The Forum Cafeteria was a restaurant in Minneapolis. It was located at 36 South 7th Street in a building originally constructed in 1914 as the Saxe Theater, later the Strand Theater. A 1930 reconstruction repurposed the theater into a restaurant with a stunning Art Deco interior of black onyx and pale green tiles, sconces, chandeliers, and mirrors with a Minnesota-themed motif: pine cones, waterfalls, and Viking ships.

The cafeteria did not outlive the era of fast food and closed its doors in August 1975. Threatened with redevelopment, the building was placed on the National Register of Historic Places on March 16, 1976. Three months later the old Forum opened as Scottie's on Seventh, a disco nightclub that retained the Art Deco style of the Forum.

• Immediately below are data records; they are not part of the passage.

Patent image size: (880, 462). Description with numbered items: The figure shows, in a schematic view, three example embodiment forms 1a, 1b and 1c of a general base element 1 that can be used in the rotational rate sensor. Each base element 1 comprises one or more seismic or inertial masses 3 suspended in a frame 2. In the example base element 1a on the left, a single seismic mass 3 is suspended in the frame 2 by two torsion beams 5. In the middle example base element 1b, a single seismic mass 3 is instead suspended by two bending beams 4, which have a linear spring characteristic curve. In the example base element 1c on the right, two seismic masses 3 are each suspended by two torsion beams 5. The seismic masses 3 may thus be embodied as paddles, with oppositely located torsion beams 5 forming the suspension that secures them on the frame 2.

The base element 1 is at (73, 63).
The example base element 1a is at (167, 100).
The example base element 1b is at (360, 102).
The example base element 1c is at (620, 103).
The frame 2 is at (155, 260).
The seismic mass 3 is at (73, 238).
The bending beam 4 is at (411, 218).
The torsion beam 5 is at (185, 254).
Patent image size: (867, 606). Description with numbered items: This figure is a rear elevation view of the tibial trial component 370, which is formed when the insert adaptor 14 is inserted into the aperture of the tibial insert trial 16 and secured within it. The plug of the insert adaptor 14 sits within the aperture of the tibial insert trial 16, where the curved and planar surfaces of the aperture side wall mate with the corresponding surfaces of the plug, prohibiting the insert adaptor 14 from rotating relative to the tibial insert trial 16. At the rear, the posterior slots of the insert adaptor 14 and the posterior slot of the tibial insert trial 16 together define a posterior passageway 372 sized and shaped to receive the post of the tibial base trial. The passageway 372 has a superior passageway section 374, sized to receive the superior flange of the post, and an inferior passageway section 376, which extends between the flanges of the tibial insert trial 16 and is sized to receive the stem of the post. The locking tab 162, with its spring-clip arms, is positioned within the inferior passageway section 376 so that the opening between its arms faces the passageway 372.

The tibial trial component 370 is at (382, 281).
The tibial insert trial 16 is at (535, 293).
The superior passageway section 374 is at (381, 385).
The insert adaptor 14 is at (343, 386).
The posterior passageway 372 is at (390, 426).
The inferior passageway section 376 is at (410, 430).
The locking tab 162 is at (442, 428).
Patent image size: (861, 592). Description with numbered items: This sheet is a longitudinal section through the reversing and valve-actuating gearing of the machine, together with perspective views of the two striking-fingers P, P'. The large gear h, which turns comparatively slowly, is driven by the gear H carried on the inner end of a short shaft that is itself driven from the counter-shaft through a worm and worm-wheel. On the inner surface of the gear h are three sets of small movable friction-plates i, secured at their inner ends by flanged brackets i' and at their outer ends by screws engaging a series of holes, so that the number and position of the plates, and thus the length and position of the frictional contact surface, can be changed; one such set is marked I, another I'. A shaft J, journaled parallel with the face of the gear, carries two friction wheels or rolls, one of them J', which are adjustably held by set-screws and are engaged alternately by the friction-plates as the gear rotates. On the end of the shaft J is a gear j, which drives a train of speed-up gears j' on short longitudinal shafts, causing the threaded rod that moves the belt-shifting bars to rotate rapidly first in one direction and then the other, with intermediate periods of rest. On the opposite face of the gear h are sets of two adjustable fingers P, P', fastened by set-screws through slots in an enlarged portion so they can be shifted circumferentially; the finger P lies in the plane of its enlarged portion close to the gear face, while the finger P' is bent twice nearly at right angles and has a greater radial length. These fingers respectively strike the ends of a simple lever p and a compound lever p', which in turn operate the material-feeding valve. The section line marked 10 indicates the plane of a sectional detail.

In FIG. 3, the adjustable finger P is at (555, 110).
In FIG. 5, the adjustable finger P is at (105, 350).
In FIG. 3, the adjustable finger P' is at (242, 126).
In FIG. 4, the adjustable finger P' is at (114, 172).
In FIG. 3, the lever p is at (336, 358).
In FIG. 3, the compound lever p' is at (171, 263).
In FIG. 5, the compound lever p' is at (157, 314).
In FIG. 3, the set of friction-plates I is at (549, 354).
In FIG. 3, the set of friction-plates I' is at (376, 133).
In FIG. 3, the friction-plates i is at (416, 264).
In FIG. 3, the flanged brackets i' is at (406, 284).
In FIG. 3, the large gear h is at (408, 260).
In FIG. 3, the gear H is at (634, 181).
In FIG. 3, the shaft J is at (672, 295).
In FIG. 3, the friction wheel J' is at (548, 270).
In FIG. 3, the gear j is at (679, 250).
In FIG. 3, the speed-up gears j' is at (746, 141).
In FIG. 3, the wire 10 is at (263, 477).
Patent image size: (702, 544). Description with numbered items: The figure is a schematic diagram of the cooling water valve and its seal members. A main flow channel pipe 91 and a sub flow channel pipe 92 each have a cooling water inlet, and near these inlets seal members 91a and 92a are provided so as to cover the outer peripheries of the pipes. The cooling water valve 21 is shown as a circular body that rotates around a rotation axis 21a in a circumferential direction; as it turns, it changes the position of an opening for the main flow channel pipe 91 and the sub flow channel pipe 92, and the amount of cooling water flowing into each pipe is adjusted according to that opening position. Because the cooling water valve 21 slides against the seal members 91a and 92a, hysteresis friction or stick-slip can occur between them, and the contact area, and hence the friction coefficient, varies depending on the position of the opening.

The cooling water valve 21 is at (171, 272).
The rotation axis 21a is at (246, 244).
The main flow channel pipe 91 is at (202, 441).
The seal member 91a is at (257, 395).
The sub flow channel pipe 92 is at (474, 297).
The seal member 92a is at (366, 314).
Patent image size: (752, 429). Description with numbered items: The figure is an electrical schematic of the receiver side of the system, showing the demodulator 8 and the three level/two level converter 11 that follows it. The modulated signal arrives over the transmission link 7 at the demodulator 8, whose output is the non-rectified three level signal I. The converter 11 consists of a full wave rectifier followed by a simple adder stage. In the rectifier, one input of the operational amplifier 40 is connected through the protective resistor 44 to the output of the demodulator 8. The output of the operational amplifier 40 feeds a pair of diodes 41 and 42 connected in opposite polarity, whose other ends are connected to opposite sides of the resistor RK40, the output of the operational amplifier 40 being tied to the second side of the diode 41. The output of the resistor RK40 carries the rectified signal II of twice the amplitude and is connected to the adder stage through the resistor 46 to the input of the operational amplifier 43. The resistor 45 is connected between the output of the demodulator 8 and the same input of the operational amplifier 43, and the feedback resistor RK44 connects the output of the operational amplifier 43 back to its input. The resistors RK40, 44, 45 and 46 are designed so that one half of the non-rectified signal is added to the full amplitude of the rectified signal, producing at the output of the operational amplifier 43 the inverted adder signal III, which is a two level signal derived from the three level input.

When the venue was again threatened with demolition to make way for the Minneapolis City Center project, preservationists brought suit; the developers were ordered to disassemble the 3500 pieces of glass and reassemble the Art Deco interior within a new space in City Center.

Thus relocated to 18 South 7th Street, Scottie's on Seventh reopened in 1983 but closed in 1985. The property was delisted from National Register in 1987. Several restaurants have occupied the space since then: the Paramount Cafe, Mick's, Goodfellow's from 1996 to 2005, The Forum, and Il Foro from 2015 to 2016.. The most recent tenant, a French-Moroccan restaurant called Fhima's, operated in the space from 2018 to 2026.